En el trasfondo de esta discusión late una actitud que Jesús quiere poner de manifiesto: No basta con entusiasmarse con Él y con el movimiento surgido en torno a su persona, que le acepta como un Mesías profético y, en cierto modo, político y liberador del dominio del imperio romano; hay que dar el paso a reconocerlo como Hijo de Dios, cuyo mesianismo es de servicio y no de poder: “como el Hijo del Hombre, que ha venido a servir y dar su vida en rescate por muchos”. Esta tendencia a entusiasmarse con Jesús como un líder social, revolucionario o ecologista también ha aparecido en los tiempos modernos. Baste recordar el atractivo suscitado durante la segunda mitad del siglo pasado por musicales tan exitosos como “Godspell” o “Jesucristo super star”, que entusiasmaban a la juventud, pero no presentaban la verdadera historia del hombre Jesús de Nazaret, que en definitiva es Hijo Dios.
Frente a toda tergiversación, Jesús se atrevió a afirmar: “Si os mantenéis en mi palabra seréis de verdad discípulos míos; conoceréis la verdad y la verdad os hará libres”. Con ello advertía a sus seguidores que ya no bastaba la Ley de Moisés, como afirmaba el judaísmo; ni que sólo el respeto al orden natural de las cosas haría al hombre libre, como pensaban los estoicos; y mucho menos, la libertad con la que soñaban los zelotes (independentistas de aquel tiempo), que pretendían lograr mediante la rebelión contra Roma. La libertad de la que Jesús habla va más lejos y tiene su origen en Dios: es la libertad de quien se arriesga a hacer el bien, a servir y a amar, aunque eso resulte arduo, arriesgado y contracorriente, porque es Dios quien le sostiene y quien primero le ha amado con la ternura con la que una madre ama a la criatura de sus entrañas.
Esta libertad, este amor, es el que se nos pide en los tiempos de coronavirus para seguir secundando las prescripciones sanitarias no sólo por interés personal, sino también por respeto a los demás; para seguir ayudando a quienes nos necesitan, aunque resulte laborioso o arriesgado; para seguir agradeciendo el trabajo de todos los que mantienen activos los servicios esenciales; para no perder el ánimo y seguir confiando en que Jesús calmará la tempestad… Se lo pedimos con este canto, convertido en oración:
Cristo nos da la libertad; Cristo nos da la salvación;
Cristo nos da la esperanza; Cristo nos da el amor.

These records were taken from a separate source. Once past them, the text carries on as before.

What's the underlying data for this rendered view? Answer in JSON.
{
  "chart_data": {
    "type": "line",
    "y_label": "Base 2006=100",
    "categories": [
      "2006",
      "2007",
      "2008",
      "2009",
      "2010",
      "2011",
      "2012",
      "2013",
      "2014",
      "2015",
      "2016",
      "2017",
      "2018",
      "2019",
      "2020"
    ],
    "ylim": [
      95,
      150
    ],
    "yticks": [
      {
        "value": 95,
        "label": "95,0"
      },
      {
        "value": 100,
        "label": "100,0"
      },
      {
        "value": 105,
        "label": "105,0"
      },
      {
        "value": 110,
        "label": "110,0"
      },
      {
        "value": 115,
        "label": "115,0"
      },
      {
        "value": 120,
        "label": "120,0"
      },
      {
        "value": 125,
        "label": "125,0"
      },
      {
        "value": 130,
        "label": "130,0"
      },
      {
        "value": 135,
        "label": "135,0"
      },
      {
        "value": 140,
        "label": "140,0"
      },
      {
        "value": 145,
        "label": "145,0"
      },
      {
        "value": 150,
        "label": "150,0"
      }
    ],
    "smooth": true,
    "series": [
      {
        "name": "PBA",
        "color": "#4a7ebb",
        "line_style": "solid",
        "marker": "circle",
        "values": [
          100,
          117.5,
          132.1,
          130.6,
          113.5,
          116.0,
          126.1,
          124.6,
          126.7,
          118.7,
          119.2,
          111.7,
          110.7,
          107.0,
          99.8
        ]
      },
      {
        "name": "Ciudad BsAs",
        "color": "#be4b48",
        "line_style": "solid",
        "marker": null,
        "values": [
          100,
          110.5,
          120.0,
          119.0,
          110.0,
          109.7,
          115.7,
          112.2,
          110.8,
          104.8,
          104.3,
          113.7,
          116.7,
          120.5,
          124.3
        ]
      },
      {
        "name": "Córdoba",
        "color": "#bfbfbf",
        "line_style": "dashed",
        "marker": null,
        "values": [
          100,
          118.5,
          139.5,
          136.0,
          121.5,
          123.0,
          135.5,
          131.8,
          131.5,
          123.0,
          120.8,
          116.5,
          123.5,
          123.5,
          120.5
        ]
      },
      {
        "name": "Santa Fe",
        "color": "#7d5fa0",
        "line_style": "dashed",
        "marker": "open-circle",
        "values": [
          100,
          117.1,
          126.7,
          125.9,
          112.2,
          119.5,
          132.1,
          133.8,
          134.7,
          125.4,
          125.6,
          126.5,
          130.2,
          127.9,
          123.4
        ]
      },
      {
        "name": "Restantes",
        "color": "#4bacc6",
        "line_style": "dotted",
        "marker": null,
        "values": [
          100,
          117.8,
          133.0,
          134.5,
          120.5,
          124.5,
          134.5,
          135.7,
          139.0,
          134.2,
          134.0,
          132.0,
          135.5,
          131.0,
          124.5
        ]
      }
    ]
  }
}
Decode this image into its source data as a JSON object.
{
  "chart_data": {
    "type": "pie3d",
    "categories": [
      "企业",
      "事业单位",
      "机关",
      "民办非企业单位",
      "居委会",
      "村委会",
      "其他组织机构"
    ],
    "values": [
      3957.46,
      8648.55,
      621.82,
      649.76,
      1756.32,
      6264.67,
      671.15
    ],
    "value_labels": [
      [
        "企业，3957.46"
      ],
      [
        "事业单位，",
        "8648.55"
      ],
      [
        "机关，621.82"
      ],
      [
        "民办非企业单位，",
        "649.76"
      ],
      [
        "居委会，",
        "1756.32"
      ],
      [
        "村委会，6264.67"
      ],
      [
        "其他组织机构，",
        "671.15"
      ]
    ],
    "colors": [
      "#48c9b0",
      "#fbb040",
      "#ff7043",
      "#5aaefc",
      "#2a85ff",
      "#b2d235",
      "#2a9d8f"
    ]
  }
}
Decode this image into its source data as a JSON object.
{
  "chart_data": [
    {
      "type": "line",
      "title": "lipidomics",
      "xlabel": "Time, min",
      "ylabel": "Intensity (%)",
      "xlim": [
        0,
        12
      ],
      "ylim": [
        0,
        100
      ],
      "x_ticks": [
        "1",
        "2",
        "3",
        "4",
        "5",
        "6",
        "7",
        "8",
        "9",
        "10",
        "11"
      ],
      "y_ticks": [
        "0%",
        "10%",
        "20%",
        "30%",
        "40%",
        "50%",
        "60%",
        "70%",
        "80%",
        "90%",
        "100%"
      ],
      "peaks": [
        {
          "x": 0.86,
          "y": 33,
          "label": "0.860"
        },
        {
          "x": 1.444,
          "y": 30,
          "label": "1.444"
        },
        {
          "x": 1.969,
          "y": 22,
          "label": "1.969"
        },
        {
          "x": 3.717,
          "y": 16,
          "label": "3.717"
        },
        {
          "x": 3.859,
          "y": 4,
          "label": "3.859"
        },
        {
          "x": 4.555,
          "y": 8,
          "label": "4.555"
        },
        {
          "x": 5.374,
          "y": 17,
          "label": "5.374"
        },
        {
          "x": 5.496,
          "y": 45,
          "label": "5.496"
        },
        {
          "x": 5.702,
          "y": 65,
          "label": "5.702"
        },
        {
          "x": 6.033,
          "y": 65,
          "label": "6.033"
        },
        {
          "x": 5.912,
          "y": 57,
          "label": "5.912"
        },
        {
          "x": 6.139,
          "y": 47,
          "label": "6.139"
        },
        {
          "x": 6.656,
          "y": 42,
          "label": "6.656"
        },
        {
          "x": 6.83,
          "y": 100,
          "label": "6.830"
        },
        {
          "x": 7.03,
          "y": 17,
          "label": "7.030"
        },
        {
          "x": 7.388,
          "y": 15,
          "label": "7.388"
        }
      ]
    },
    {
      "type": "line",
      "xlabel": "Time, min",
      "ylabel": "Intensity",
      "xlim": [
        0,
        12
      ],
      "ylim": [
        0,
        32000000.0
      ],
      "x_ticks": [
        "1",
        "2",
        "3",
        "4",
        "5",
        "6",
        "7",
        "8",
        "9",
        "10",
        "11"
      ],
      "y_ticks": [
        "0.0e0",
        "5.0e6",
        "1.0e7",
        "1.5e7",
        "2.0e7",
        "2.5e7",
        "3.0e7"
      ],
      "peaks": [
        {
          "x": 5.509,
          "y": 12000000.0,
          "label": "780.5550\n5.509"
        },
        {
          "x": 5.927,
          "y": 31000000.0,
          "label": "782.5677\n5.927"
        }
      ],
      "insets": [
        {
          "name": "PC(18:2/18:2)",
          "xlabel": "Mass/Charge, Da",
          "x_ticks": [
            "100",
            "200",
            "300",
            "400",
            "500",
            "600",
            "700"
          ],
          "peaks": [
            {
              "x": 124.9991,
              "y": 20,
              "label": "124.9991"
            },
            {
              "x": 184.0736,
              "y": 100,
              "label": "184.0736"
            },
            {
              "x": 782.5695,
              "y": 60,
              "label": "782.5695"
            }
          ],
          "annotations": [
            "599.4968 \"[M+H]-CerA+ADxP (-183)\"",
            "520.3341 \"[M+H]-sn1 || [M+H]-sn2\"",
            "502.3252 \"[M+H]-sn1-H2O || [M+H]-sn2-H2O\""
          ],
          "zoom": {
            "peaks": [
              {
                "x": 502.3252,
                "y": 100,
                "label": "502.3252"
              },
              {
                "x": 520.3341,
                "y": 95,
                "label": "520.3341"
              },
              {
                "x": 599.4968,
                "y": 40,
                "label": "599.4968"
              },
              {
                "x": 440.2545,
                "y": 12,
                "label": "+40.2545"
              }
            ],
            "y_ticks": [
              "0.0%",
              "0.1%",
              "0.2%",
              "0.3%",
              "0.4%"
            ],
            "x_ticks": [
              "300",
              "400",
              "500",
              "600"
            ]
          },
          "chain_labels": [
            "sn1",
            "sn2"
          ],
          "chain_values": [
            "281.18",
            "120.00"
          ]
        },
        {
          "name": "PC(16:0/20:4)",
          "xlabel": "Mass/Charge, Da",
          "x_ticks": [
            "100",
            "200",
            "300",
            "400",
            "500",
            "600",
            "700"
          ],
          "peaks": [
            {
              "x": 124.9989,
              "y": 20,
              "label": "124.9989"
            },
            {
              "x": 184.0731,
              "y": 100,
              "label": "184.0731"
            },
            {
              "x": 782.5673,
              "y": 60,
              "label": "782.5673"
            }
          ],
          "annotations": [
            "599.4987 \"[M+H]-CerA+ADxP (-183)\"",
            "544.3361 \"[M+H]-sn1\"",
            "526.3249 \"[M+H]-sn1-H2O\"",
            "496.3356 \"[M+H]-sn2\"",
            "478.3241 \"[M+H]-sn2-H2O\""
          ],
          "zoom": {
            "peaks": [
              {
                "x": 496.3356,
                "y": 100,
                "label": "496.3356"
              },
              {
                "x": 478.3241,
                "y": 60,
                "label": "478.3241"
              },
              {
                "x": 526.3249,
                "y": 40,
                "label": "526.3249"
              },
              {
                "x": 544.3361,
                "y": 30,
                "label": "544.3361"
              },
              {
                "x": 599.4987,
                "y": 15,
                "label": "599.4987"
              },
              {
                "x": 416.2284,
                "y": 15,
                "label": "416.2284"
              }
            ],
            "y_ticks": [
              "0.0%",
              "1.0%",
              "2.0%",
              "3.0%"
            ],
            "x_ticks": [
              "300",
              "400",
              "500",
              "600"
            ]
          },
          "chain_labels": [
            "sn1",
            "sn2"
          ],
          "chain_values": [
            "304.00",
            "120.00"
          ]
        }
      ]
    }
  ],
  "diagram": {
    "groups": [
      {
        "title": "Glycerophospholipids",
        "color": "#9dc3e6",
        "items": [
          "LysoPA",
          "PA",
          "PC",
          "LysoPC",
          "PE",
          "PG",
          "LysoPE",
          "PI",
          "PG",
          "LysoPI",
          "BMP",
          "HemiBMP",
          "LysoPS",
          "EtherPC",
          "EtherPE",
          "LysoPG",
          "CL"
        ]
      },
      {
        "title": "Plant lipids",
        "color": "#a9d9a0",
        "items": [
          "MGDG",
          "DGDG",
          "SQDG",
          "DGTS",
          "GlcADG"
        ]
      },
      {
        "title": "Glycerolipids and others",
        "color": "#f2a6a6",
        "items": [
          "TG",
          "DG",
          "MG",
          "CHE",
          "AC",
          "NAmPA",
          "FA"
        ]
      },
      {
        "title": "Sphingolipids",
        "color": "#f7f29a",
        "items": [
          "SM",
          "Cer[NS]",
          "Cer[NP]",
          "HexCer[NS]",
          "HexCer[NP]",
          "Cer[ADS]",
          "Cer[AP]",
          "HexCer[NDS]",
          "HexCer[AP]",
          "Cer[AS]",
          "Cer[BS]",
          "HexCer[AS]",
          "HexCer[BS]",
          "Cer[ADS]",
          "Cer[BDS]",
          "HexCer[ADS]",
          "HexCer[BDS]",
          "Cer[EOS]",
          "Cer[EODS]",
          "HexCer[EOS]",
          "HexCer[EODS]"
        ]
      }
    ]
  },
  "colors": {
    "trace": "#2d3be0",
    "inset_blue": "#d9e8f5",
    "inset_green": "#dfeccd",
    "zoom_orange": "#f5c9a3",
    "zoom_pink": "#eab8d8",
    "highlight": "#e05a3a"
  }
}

Cuando luche por la paz y la verdad la encontraré.
Cuando cargue con la cruz de los demás me salvaré.
Dame, Señor, tu Palabra. Oye, Señor, mi oración.
Cuando sepa perdonar de corazón, tendré perdón;
cuando siga los caminos del amor, veré al Señor.
Dame, Señor, tu Palabra. Oye, Señor, mi oración.
Cuando siembre la alegría y la amistad, vendrá el Amor.
Cuando viva en comunión con los demás, seré de Dios.
Dame, Señor, tu Palabra. Oye, Señor, mi oración.